Selasa, 21 September, 2021

BNPT Sebut Perpres RAN-PE Kedepankan Soft Approach

"Sekarang ini sedang terjadi radikalisme masif. Tidak hanya di Indonesia, tetapi global“

MONITOR, Jakarta – Badan Nasional Penanggulangan Terorisme (BNPT) menegaskan bahwa Peraturan Presiden (Perpres) Nomor 7 Tahun 2021 tentang Rencana Aksi Nasional Pencegahan dan Penanggulangan Ekstremisme (RAN-PE) lebih mengedepankan langkah-langkah soft approach atau pendekatan lunak dalam pencegahan terorisme.

“Perpres RAN-PE ini kebijakan nasional yang komprehensif dan sistematis bagaimana memaksimalkan perlindungan warga negara dari ancaman terorisme,” ungkap Kepala BNPT, Komjen Pol Boy Rafli Amar, dalam diskusi virtual ‘Sosialisasi Perpres RAN-PE’, Jakarta, Jumat (5/2/2021).

Boy menjelaskan, Perpres RAN-PE memang mengedepankan langkah-langkah lunak yang mengarah pada pencegahan, koordinasi, peningkatan kapasitas, kemitraan dan melibatkan seluruh elemen masyarakat sipil.
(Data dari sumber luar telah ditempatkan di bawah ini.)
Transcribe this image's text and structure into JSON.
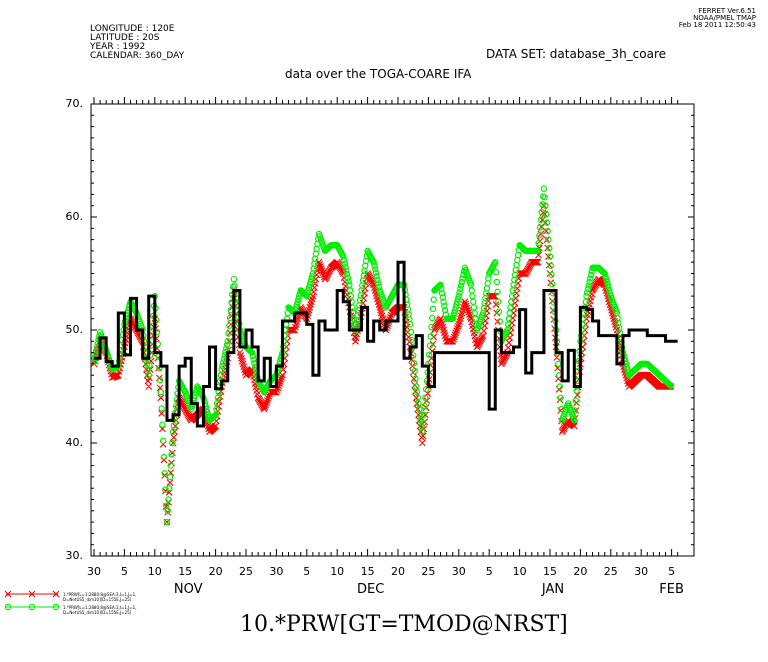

Keterlibatan seluruh elemen masyarakat sipil, menurut Boy, sangat penting karena terorisme sudah menjadi ancaman nyata karena siapa saja secara tidak sadar bisa menjadi bagian dari kejahatan itu dan siapapun juga bisa menjadi korban.

- Advertisement -

“Sekarang ini sedang terjadi radikalisme masif. Tidak hanya di Indonesia, tetapi global. Radikalisasi ini mampu mengubah alam pikiran seseorang secara tidak sadar bisa menjadi bagian dari kejahatan itu,” ujarnya.

Radikalisme dan intoleransi, lanjut Boy, menyasar berbagai kelompok, terutama anak-anak muda karena produktif dan punya idealisme tinggi yang kemudian diberikan pemahaman-pemahaman yang mengubah cara berpikirnya.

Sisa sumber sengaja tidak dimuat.